Catholics in Muscatine venerate relics of well-known saints

Lindsay Steele
Father Carlos Martins talks about relics at Ss. Mary & Mathias Parish June 30.

By Lindsay Steele
The Catholic Messenger

MUSCATINE — Ss. Mary & Mathias Parish hosted an exposition of more than 150 relics last month, some of them more than 2,000 years old.

Participants could choose to venerate a portion of the Veil of Our Lady and a piece of Jesus’ cross and relics from St. Joseph, St. Maria Goretti, St. Therese of Lisieux and St. Francis of Assisi among other well-known saints.

Prior to the exposition in Gannon Hall, Father Carlos Martins of the Michigan-based Companions of the Cross gave a presentation in the church. Saints “live their lives as giant billboards pointing to God,” he said.


Father Martins explained the significance of the reliquaries (containers) for the relics. A handwritten label bearing the saint’s name is fastened to the back of the reliquary with threads and a red wax seal that bears the insignia of the issuing religious authority. This setup guards against tampering, he said. An official document called an “authentic” accompanies each first-class relic.

He offered a brief explanation about the three classes of relics. First-class relics are part of a saint’s body or are connected directly to the Lord’s Passion. Second-class relics include pieces of the saint’s clothing or something used by the saint. Third-class relics are objects that have been touched to a first-class relic.

Araceli Arellano venerates relics June 30 at Ss. Mary & Mathias Parish in Muscatine.

Father Martins encouraged the gathering to attend Mass regularly, participate regularly in the sacrament of reconciliation and forgive others if they desire to enter more fully into a relationship with God. He believes forgiving others is the most difficult aspect of the faith. He described in vivid detail the suffering St. Maria Goretti experienced at the hands of her killer, Alessandro Serenelli. Despite her agony, she forgave Serenelli. He later repented in prison for her murder and, when he was released, dedicated the remainder of his life to piety and service.

Father Martins said the Vatican contributed many of the relics in his collection. He travels throughout the country for the purpose of evangelization. Participants may not view the relics until he finishes his presentation.

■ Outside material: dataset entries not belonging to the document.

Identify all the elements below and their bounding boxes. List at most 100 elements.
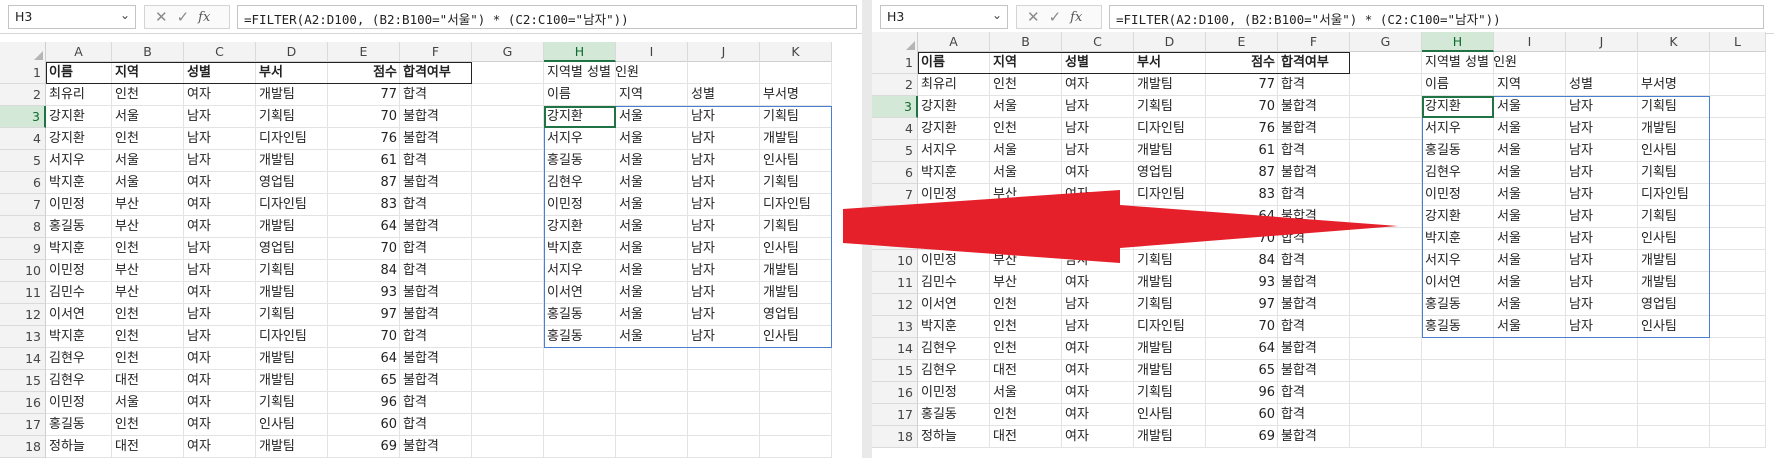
data-cell[interactable]: 합격: [400, 84, 472, 106]
spill-cell[interactable]: 남자: [1566, 206, 1638, 228]
spill-cell[interactable]: 김현우: [544, 172, 616, 194]
grid-cell[interactable]: [1350, 294, 1422, 316]
grid-cell[interactable]: [472, 348, 544, 370]
result-header-cell[interactable]: 부서명: [1638, 74, 1710, 96]
data-cell[interactable]: 불합격: [400, 348, 472, 370]
column-header-f[interactable]: F: [400, 42, 472, 62]
grid-cell[interactable]: [1566, 404, 1638, 426]
data-cell[interactable]: 여자: [184, 216, 256, 238]
data-cell[interactable]: 부산: [112, 216, 184, 238]
grid-cell[interactable]: [616, 370, 688, 392]
column-header-b[interactable]: B: [112, 42, 184, 62]
row-header-10[interactable]: 10: [872, 250, 918, 272]
grid-cell[interactable]: [1710, 250, 1766, 272]
data-cell[interactable]: 서울: [112, 392, 184, 414]
data-cell[interactable]: 정하늘: [46, 436, 112, 458]
grid-cell[interactable]: [472, 150, 544, 172]
row-header-2[interactable]: 2: [0, 84, 46, 106]
data-cell[interactable]: 김민수: [918, 272, 990, 294]
spill-cell[interactable]: 박지훈: [1422, 228, 1494, 250]
column-header-f[interactable]: F: [1278, 32, 1350, 52]
grid-cell[interactable]: [1494, 404, 1566, 426]
grid-cell[interactable]: [544, 370, 616, 392]
data-cell[interactable]: 최유리: [918, 74, 990, 96]
spill-cell[interactable]: 이서연: [1422, 272, 1494, 294]
spill-cell[interactable]: 남자: [1566, 228, 1638, 250]
data-cell[interactable]: 인천: [990, 338, 1062, 360]
column-header-e[interactable]: E: [1206, 32, 1278, 52]
data-cell[interactable]: 부산: [990, 206, 1062, 228]
data-cell[interactable]: 인천: [112, 304, 184, 326]
grid-cell[interactable]: [1710, 294, 1766, 316]
spill-cell[interactable]: 서울: [616, 194, 688, 216]
data-cell[interactable]: 65: [328, 370, 400, 392]
table-header-cell[interactable]: 성별: [1062, 52, 1134, 74]
name-box[interactable]: H3 ⌄: [8, 5, 136, 29]
data-cell[interactable]: 부산: [112, 260, 184, 282]
data-cell[interactable]: 인사팀: [256, 414, 328, 436]
row-header-7[interactable]: 7: [0, 194, 46, 216]
data-cell[interactable]: 인천: [112, 326, 184, 348]
spill-cell[interactable]: 디자인팀: [1638, 184, 1710, 206]
data-cell[interactable]: 64: [328, 348, 400, 370]
data-cell[interactable]: 합격: [400, 392, 472, 414]
grid-cell[interactable]: [1350, 338, 1422, 360]
grid-cell[interactable]: [1638, 52, 1710, 74]
grid-cell[interactable]: [1710, 426, 1766, 448]
data-cell[interactable]: 박지훈: [918, 162, 990, 184]
data-cell[interactable]: 남자: [184, 128, 256, 150]
data-cell[interactable]: 97: [328, 304, 400, 326]
row-header-13[interactable]: 13: [872, 316, 918, 338]
spill-cell[interactable]: 서울: [616, 326, 688, 348]
data-cell[interactable]: 여자: [1062, 338, 1134, 360]
column-header-h[interactable]: H: [1422, 32, 1494, 52]
grid-cell[interactable]: [544, 392, 616, 414]
data-cell[interactable]: 강지환: [46, 128, 112, 150]
data-cell[interactable]: 불합격: [1278, 294, 1350, 316]
data-cell[interactable]: 개발팀: [256, 84, 328, 106]
grid-cell[interactable]: [472, 194, 544, 216]
data-cell[interactable]: 합격: [400, 194, 472, 216]
enter-icon[interactable]: ✓: [1049, 8, 1062, 26]
grid-cell[interactable]: [760, 414, 832, 436]
grid-cell[interactable]: [1350, 74, 1422, 96]
spill-cell[interactable]: 서울: [616, 282, 688, 304]
column-header-j[interactable]: J: [1566, 32, 1638, 52]
row-header-6[interactable]: 6: [872, 162, 918, 184]
fx-icon[interactable]: fx: [1070, 10, 1082, 25]
grid-cell[interactable]: [1350, 206, 1422, 228]
spill-cell[interactable]: 인사팀: [1638, 316, 1710, 338]
spill-cell[interactable]: 서울: [1494, 140, 1566, 162]
data-cell[interactable]: 영업팀: [1134, 162, 1206, 184]
grid-cell[interactable]: [1350, 228, 1422, 250]
grid-cell[interactable]: [1710, 272, 1766, 294]
spill-cell[interactable]: 남자: [1566, 316, 1638, 338]
data-cell[interactable]: 여자: [1062, 360, 1134, 382]
data-cell[interactable]: 여자: [1062, 74, 1134, 96]
row-header-12[interactable]: 12: [0, 304, 46, 326]
spill-cell[interactable]: 서울: [616, 106, 688, 128]
spill-cell[interactable]: 남자: [688, 150, 760, 172]
grid-cell[interactable]: [688, 348, 760, 370]
grid-cell[interactable]: [1566, 382, 1638, 404]
grid-cell[interactable]: [1350, 360, 1422, 382]
data-cell[interactable]: 77: [328, 84, 400, 106]
data-cell[interactable]: 64: [1206, 206, 1278, 228]
cancel-icon[interactable]: ✕: [1027, 8, 1040, 26]
grid-cell[interactable]: [1710, 206, 1766, 228]
spill-cell[interactable]: 인사팀: [760, 326, 832, 348]
data-cell[interactable]: 70: [328, 238, 400, 260]
data-cell[interactable]: 불합격: [1278, 426, 1350, 448]
grid-cell[interactable]: [1710, 118, 1766, 140]
result-title[interactable]: 지역별 성별 인원: [544, 62, 639, 84]
data-cell[interactable]: 서울: [112, 150, 184, 172]
data-cell[interactable]: 개발팀: [1134, 360, 1206, 382]
data-cell[interactable]: 정하늘: [918, 426, 990, 448]
row-header-16[interactable]: 16: [872, 382, 918, 404]
row-header-5[interactable]: 5: [872, 140, 918, 162]
grid-cell[interactable]: [1710, 316, 1766, 338]
row-header-8[interactable]: 8: [872, 206, 918, 228]
data-cell[interactable]: 불합격: [400, 128, 472, 150]
spill-cell[interactable]: 남자: [1566, 140, 1638, 162]
data-cell[interactable]: 여자: [184, 370, 256, 392]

Though he believes he has witnessed miracles in the presence of the relics, the relics do not have magical powers. “Any good that comes about is God’s doing,” he said. Expositions are about giving people “an experience of the living God through the relics.”

Parishioner Adrian Arellano Garcia said he appreciated the opportunity to venerate relics of well-known saints. Seeing small fragments of Jesus’ cross and the spear that pierced Jesus “was certainly something unique.” He believes the veneration of relics is a faith-rekindling activity that transcends cultural boundaries. Participants, regardless of language or country of origin, ask for intercession and touch religious objects to the relics. “The language of faith is universal and very expressive,” he said.

“I thought it was a great night,” said Father Chris Weber, pastor of the Mus­catine parish. “Father Martins spoke about being open to the work of the Holy Spirit — and the Holy Spirit was definitely working! The veneration of relics is a part of our faith that I find very intriguing. It was a blessing to see the Lord use these sacred items to communicate his grace to the people who were there.”